Last month, I was lucky enough to get my paws on an advanced reader’s copy, which I read as voraciously as a hyperphagic bear in a berry patch. I couldn’t put the book down, and not only because of my love for bears—and, in particular, black bears—but the way that Cameron weaves in the larger themes that challenge us as a species: our fear of uncertainty, our fear of the Other, and our fear of death.
The book explores two parallel narratives, Cameron’s obsession to investigate and scratch beneath the surface of events of a fatal black bear attack that occurred in Algonquin Park in 1991, along with her sudden diagnosis with the same type of rare, deadly skin cancer that claimed the life of her father when she was a child. The prose moves seamlessly between the two storylines.
It isn’t the first time Cameron has written about the couple who was killed by a black bear in 1991. The same attack inspired the fictional events of her 2014 novel, The Bear, which is a harrowing, hair-raising read about two young children whom are forced to survive on the same island as the free roaming bear that killed their parents. I read the book before my first season at the fire tower and, I’m quite sure, I white-knuckle gripped the canister of bear spray because of it.
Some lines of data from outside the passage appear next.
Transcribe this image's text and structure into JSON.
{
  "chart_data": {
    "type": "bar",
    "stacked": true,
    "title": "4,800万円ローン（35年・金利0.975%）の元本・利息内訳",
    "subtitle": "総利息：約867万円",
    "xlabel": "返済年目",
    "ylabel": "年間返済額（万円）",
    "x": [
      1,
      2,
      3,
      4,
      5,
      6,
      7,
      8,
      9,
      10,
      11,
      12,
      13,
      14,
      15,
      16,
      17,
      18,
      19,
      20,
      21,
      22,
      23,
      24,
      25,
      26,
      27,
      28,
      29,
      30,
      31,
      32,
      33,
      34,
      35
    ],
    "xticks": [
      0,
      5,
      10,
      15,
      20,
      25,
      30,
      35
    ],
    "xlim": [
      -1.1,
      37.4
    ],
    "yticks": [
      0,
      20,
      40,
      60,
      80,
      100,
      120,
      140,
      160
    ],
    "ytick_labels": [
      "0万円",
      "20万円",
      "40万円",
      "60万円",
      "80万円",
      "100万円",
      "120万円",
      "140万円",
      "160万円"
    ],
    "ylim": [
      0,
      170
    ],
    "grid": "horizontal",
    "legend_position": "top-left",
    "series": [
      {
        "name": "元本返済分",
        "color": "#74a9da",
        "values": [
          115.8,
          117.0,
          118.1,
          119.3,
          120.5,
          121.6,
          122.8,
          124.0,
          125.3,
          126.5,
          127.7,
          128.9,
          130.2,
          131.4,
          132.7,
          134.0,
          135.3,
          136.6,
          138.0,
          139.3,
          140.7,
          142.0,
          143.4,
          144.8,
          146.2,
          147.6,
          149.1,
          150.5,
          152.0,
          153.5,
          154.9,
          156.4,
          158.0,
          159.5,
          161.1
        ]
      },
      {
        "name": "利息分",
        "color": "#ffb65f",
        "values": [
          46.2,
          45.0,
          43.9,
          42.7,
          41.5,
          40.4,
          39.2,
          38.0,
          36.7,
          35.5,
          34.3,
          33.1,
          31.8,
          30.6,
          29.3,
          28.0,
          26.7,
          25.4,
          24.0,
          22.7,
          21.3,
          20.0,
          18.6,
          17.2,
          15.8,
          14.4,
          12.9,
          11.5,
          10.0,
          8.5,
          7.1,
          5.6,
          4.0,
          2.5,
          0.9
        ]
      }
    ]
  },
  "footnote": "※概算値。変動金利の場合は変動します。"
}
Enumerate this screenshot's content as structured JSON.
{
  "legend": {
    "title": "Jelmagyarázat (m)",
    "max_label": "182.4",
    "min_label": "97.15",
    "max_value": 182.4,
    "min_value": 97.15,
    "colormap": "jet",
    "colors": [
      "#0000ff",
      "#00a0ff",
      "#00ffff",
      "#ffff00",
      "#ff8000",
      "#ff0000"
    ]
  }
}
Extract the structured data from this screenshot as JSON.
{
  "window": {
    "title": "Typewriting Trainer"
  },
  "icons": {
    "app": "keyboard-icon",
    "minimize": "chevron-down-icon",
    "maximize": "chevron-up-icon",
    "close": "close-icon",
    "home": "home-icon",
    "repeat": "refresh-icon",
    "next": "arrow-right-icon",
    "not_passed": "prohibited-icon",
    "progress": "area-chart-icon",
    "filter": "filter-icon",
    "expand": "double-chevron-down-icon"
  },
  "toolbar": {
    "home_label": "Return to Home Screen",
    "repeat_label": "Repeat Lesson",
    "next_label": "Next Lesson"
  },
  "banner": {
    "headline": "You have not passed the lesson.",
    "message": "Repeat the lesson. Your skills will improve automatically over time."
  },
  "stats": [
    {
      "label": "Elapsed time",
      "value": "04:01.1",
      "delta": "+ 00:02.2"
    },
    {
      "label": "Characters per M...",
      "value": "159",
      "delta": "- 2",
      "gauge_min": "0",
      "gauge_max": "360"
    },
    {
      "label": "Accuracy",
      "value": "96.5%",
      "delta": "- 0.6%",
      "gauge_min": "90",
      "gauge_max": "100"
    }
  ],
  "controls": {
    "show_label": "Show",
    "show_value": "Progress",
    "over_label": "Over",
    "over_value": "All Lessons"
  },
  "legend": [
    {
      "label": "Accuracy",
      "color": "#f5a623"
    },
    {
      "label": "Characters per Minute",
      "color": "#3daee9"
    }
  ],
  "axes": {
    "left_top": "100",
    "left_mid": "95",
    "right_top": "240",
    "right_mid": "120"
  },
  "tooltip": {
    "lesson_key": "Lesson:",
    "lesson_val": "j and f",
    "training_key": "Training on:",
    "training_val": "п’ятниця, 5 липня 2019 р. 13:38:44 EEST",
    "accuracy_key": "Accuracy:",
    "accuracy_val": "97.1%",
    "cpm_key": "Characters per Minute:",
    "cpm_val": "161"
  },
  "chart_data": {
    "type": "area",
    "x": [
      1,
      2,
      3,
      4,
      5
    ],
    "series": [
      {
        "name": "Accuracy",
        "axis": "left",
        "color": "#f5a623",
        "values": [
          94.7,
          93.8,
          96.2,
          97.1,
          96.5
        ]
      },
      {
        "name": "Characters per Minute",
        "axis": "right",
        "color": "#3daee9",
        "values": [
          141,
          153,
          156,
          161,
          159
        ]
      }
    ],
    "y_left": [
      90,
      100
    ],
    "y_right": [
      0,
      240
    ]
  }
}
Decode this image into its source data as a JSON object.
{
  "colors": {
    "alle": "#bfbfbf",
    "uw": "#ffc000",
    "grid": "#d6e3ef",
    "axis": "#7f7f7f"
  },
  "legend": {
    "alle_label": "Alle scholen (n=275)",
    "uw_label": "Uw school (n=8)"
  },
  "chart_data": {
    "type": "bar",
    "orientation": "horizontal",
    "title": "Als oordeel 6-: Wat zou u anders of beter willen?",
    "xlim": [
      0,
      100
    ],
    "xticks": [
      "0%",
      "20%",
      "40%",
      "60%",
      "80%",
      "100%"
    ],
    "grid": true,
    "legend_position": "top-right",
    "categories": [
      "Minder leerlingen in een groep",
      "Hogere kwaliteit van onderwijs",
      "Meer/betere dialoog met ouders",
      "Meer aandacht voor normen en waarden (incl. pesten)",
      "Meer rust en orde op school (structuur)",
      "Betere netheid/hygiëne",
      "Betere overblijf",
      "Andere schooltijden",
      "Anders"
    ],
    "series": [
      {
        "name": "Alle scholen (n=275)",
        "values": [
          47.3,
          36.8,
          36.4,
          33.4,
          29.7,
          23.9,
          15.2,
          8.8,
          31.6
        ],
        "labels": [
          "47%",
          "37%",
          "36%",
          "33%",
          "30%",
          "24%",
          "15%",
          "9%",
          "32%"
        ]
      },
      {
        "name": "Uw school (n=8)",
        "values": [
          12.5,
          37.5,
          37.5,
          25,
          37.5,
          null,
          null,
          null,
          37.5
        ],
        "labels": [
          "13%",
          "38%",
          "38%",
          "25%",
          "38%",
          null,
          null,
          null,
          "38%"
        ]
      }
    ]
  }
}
In her new memoir, Cameron returns to the “rogue bear” behind the 1991 attack, and, through extensive research with biologists and wildlife managers, seeks to reframe the narrative without sensationalism. Boldly, she writes from the point of view of the bear in a way that builds empathy and forces us to question our own fears—and misunderstanding—of the species. Through Cameron’s richly descriptive writing, we’re immersed in the ursine experience, one that’s governed by scent, curiosity, and a deep, singular hunger to survive.
How to Survive a Bear Attack hits shelves on March 25, 2025. Find a copy at your local bookstore.